Retailers seeking space in Manhattan are used to scanning avenues and side streets for vacant storefronts. Yet in the next several months, four examples of a rarer type of retail property — multi-level vertical space — are making debuts on Manhattan’s Upper West Side.
While vertical retail spaces are common in other large North American cities, outside of department stores here like Bloomingdale’s and Filene’s Basement, as well as large bookstores, such space is rarer in Manhattan.
Yet now, because of sharp increases in Manhattan rents, brokers say that more tenants are looking for spaces that allow them to lease smaller ground-floor areas while also spreading onto other levels — above or below ground — where rents are less expensive. These spaces are particularly popular with “big box” tenants who operate warehouse-style stores in suburban malls that blend over two or three floors.
Landlords and brokers of these new vertical spaces are quick to distinguish them from their urban shopping center cousins, including Manhattan Mall, Time Warner Center and Trump Tower, by the fact that they do not feature any common area that is not leased by a specific tenant, like food courts or hallways.
One of the new vertical spaces is located in the back of 15 Central Park West, the new ultra-luxury condo that straddles a block
between Central Park West and Broadway along 62nd Street. Part of the vertical retail space available there has been leased by Best Buy, the consumer electronics chain. Best Buy occupies 45,000 square feet over three floors, two of them below ground, with access along Broadway.
There is 40,000 square feet of retail space remaining at the building, which could hold up to three more tenants, according to Cushman & Wakefield, which is the leasing agent for the project.
A second example of new vertical space is Columbus Village, a massive new mixed-use project going up along Columbus Avenue between West 97th and West 100th Street. The Chetrit Group, the developer, is putting up 320,000 square feet of retail space spread over three floors.
Tenants who have already signed on include Whole Foods, Duane Reade, Chase, Modell’s and Bank of America. The Winick Group, which is handling leasing at the project, declined to say what tenants were paying in rent.
Yet according to Joanne Podell, a senior director at Cushman & Wakefield, which leases retail spaces throughout Manhattan, ground-floor retail rents on the Upper West Side, on the avenue, tend to run between $275 and $375 per square foot. Conversely, Podell said that space below grade usually goes for between $100 to $125 per square foot.
Big-box retailers aren’t the only group excited by the possibilities of vertical retail in Manhattan. Brokers say a growing number of landlords are getting excited too.

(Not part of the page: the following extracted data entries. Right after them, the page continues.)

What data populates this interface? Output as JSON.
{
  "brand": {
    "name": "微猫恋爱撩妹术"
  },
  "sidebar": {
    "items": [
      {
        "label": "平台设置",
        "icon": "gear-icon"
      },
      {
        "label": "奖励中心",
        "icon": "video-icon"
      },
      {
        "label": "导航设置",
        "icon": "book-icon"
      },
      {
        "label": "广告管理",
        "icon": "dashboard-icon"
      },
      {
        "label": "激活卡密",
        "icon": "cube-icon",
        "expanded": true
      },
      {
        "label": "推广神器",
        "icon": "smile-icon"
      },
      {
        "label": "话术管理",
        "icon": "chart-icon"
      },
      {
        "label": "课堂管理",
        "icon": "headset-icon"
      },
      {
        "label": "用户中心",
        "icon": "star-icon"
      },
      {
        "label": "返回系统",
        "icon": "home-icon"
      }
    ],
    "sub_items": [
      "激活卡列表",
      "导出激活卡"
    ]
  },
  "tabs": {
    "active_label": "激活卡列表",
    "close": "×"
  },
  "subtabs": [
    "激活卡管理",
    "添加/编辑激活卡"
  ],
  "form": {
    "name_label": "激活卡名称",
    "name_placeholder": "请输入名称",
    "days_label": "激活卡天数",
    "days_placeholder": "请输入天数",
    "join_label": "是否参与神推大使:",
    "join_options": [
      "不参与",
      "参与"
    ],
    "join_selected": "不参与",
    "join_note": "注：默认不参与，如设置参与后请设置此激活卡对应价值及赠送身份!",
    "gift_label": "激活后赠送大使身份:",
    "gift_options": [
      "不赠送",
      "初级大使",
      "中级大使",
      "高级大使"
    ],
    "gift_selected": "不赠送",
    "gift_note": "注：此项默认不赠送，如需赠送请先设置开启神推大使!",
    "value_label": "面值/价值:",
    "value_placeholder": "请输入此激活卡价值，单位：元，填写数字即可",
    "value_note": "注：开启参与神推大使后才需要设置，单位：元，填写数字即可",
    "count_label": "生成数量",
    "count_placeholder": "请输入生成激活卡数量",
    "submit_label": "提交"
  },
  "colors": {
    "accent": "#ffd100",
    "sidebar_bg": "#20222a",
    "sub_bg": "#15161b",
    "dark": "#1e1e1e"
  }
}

“I think if second-floor [retail] rents were still $25 to $50 per square foot, that more developers would still be thinking, ‘I’m just going to put apartments on the second floor,'” said Robin Abrams, executive vice president of Lansco, a real estate consultant company. “But at $100 per square foot or more, which is what they’re getting, it makes more sense for them to make it retail.”
Those are the types of prices a new vertical retail development at Broadway and 72nd are asking. The project, created by the Gotham Organization, the real estate development and construction firm, affords each tenant some ground-floor space, mostly for entrances, and escalators leading up or down to the principal sales floor.
The project’s ground-floor space has an asking rent of $550 per square foot. Prices for the mezzanine are $125 per square foot, and space on the second floor goes for $200 per square foot. Negotiations will start at $75 per square foot for the first floor below grade and $65 per square foot for the lowest level.
Although Robert K. Futterman & Associates, the project’s exclusive leasing agent, said it could not reveal the prospective tenants, the firm indicated that deals could be finalized as early as next month.
The fourth vertical retail space, on the border of the Upper West Side, is happening at the Argonaut building at 57th and Broadway. The project is being undertaken by M1 Real Estate, a Monaco-based development firm. As part of a $45 million revamp, the Argonaut, a landmarked prewar office building, is getting a new three-story retail component.
The addition of escalators is expected to increase the value of its retail space above and below the ground level.
“The more you go vertical, the more important the layout of your vertical transportation becomes,” said Alan Napack, a senior director at Cushman & Wakefield.
Altogether, the ground level will include 10,400 square feet of space. Another 14,000 square feet of retail space will open on the second floor, with 5,000 to 10,000 square feet below grade, according to Ed Brock, managing director of GVA Williams, the firm managing the building and handling leasing.
M1, which has a 99-year lease for the 10-story Argonaut, said it’s targeting high-end retailers for the space, which could accommodate between one and five stores. According to Moustapha El-Solh, CEO of M1, there is interest from several international luxury brands, at least one of which might take the whole space for its flagship U.S. location.
“I think that retail definitely used to be the stepchild [on the Upper West Side], and when somebody developed a building, the retail was an afterthought,” said Abrams of Lansco. “Now, with retail rents so aggressive, developers are rethinking how they want to allocate their space.”